The rate control efficacy in permanent atrial fibrillation (RACE II) study evaluated whether therapy aimed at achieving a resting heart rate of less than 110 beats per minute in patients with atrial fibrillation (AF) was “noninferior” to therapy targeted at a resting heart rate of less than 80 beats per minute. RACE II, the first randomised trial to investigate the best level of heart rate control in patients with atrial fibrillation, found that clinical outcomes were similar with the two approaches, but lenient control was easier and less time-consuming to achieve.

 

“Guidelines, though not evidence-based, recommend strict rate control in patients with atrial fibrillation to reduce symptoms and the risk of heart failure, bleeding and stroke, and to improve quality of life, exercise tolerance and survival,” said Isabelle C. Van Gelder, cardiology professor, University Medical Center Groningen, University of Groningen, Groningen, The Netherlands, and the Interuniversity Cardiology Institute Netherlands, Utrecht, The Netherlands.

 

“Our study suggests that lenient rate control is the first-choice strategy in patients with permanent AF.”

 

Previous studies have shown that patients fare just as well when medications are used to control the heart rate, rather than trying to force the heart back into a normal rhythm.

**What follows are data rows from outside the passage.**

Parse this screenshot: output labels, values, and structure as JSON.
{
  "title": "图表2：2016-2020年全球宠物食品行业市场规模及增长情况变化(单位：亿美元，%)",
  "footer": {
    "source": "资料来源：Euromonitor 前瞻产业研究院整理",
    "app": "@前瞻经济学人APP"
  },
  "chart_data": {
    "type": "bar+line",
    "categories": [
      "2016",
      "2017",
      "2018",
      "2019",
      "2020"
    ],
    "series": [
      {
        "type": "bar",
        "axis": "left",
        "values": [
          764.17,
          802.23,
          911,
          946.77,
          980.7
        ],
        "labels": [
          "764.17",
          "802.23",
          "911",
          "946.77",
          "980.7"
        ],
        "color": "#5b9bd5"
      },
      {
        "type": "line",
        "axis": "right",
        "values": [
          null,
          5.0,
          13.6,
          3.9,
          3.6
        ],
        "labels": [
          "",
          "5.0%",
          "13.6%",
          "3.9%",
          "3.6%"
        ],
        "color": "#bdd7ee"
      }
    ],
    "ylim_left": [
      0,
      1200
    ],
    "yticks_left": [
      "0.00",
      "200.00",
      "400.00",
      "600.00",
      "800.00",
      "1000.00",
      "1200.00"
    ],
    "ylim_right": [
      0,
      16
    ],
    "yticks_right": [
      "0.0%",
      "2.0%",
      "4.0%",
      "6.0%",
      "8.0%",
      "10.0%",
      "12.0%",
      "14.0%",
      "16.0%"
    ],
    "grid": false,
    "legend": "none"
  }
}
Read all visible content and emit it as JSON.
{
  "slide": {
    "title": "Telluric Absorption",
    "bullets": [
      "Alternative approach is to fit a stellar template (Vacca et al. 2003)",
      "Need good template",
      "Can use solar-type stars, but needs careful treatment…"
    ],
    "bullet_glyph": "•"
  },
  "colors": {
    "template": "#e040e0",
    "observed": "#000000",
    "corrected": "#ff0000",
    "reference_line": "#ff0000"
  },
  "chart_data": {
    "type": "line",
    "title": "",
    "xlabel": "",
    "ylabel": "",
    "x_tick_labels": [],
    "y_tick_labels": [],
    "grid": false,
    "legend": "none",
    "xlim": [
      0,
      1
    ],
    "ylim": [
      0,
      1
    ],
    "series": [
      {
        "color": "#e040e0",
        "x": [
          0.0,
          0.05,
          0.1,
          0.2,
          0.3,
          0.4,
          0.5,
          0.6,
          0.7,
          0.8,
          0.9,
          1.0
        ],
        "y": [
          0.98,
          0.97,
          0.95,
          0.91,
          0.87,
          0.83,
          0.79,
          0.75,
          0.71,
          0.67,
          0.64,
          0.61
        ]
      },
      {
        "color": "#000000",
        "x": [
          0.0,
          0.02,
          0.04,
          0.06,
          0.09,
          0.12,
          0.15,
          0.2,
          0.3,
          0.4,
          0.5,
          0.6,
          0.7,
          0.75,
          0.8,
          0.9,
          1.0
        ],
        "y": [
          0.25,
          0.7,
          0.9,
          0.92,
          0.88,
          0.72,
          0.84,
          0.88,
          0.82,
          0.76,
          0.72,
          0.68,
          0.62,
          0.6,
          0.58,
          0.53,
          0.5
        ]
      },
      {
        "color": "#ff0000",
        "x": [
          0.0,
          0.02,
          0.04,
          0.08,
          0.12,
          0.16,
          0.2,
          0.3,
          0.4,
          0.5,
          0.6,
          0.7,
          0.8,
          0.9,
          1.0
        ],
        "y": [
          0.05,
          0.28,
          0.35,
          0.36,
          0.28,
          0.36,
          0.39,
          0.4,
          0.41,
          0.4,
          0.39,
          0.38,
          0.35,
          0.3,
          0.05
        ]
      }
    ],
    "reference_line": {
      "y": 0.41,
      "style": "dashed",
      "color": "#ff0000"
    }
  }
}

But whether maintaining a near-normal heart rate (strict rate control) is necessary to keep patients healthy over the long run has been unknown.

 

The researchers recruited 614 patients with AF, randomly assigning them to lenient rate control, defined as a heart rate of less than 110 bpm at rest, or to strict rate control, defined as a heart rate of less than 80 bpm at rest and less than 110 bpm during moderate exercise. To achieve the target heart rate, patients were treated with beta blockers, calcium-channel blockers, and/or digoxin.

 

 

During a follow-up that ranged from two to three years, 38 patients in the lenient-control group and 43 patients in the strict-control group either died of cardiovascular causes, were hospitalised for heart failure, or experienced a stroke, a blood clot, serious bleeding or a life-threatening arrhythmia.

 

The estimated cumulative incidence of these events at 3 years was 12.9% percent in the lenient-control group and 14.9% in the strict-control group. This similarity was highly statistically significant for the “noninferiority” of the lenient-control strategy.

 

Efforts to achieve the target heart rate were more successful with lenient control than with strict control (98% vs. 67%) and required fewer visits to the doctor (75 vs. 684, with a median of 0 and 2 visits, respectively).Symptoms were comparable in the two groups.